Dalam paparan, Andi menjelaskan bahwa potensi caleg yang disampaikan berasal dari formulir BB-11 yang telah diisi oleh Caleg dan diserahkan kepada Komisi Pemilihan Umum Kota Gunungsitoli. Formulir yang mengacu pada Peraturan Komisi Pemilihan Umum No 7 Tahun 2013 tentang Pencalonan Anggota Dewan Perwakilan Rakyat, Dewan Perwakilan Rakyat Daerah Provinsi dan Dewan Perwakilan Rakyat Daerah Kabupaten/Kota digunakan sebagai sumber data dengan poin-poin, usia, Jenis Kelamin, Riwayat Pendidikan, Kursus/Diklat yang pernah diikuti, Riwayat Organisasi, Riwayat Pekerjaan, Riwayat perjuangan.

“Ada 230 orang caleg sementara yang akan terpilih nantinya adalah sebanyak 25 orang.
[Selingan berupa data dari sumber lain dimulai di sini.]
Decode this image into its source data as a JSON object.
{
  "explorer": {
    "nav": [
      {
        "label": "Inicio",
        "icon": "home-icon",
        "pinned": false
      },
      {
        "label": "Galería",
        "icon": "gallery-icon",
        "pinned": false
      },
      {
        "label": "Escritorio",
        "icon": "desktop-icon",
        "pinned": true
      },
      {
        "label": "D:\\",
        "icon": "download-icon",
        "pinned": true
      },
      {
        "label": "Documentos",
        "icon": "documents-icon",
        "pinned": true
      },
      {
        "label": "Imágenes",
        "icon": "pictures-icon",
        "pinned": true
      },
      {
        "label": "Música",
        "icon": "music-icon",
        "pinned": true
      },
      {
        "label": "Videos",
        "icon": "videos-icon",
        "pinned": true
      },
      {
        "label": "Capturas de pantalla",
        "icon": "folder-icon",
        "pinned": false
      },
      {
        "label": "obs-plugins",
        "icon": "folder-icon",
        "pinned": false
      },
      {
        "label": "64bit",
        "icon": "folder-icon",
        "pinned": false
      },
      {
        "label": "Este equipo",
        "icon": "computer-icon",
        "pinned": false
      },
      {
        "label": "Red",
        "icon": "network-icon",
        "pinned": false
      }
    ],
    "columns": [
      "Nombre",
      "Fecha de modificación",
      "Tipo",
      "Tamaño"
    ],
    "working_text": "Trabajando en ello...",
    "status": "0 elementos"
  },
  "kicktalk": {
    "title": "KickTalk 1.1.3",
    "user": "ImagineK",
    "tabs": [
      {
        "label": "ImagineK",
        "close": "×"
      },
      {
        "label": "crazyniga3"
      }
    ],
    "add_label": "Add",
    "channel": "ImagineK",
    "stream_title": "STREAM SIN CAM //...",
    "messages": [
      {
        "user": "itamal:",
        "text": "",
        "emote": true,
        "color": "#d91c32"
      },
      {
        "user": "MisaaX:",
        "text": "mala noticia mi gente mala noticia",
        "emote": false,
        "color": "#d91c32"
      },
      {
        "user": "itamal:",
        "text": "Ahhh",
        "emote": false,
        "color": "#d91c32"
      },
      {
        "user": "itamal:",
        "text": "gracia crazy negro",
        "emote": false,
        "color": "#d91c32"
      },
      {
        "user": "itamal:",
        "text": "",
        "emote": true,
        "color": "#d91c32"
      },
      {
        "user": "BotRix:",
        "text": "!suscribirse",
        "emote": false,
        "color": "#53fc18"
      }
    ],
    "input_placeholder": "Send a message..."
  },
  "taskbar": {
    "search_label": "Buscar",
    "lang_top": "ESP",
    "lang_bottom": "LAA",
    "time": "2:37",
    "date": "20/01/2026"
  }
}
Diatara 230 Caleg tersebut terdiri dari 88 orang adalah caleg perempuan,”ungkap Andi.

Wakil Ketua Bidang Kaderisasi DPC GMNI Nias Periode 2008 – 2010 ini juga menjelaskan, melalui data yang diolah ditemukan bahwa caleg yang maju masih didominasi latar pendidikan tingkat SMA Sederajat sebanyak 71,59 Persen, sementara sisanya adalah lulus dari perguruan tinggi.

“Meski sebanyak 28,41 persen caleg yang maju adalah lulusan perguruan tinggi tetapi hanya 5,65 persen caleg yang pernah aktif di organisasi mahasiswa semasa kuliahnya. Padahal organisasi mahasiswa sangat dikenal sebagai wadah kritis dalam membangun pemikiran-pemikiran kerakyatan. Sementara caleg yang maju dari lulusan perguruan tinggi minim berorganisasi semasa kuliah,”terangnya.

Dari sisi kemampuan politik, Andi juga meragukan kemampuan politik yang dimiliki oleh para caleg. Pasalnya caleg yang maju hanya 28,70 persen yang telah berpartai politik sejak 2012. Jika dilihat dari tahun 2010 angka persentase semakin kecil yakni 15,22 persen.

“Jika semakin jauh kita tarik kebelakang, persentasi tersebut akan semakin kecil, bahkan ada 44,35 persen caleg yang tidak punya pengalaman organisasi. Fenomena ini bisa saja mengindikasikan bahwa masih ada caleg yang maju hanya untuk mendulang suara partai.”ucapnya.

Dari data yang disampaikan sebanyak 56,52 persen caleg yang ada sedang tidak punya pekerjaan. Caleg terbesar yang tidak punya pekerjaan ada pada daerah pemilihan Gunungsitoli 3 yakni sebesar 60,47 persen.

“Sangat ironis ketika menjadi seorang DPRD dijadikan untuk tempat mencari pekerjaan, bisa saja akibatnya nanti. Selama 5 tahun fungsi legislasi, penganggaran dan pengawasan tidak dapat dilakukan secara benar. Seperti yang kita lihat pada kinerja DPRD Kota Gunungsitoli Periode 2009-2014, belum ada Perda yang terlahir dan bermanfaat bagi masyarakan banyak,”kata lulusan Pendidikan Matematika IKIP Gunungsitoli itu.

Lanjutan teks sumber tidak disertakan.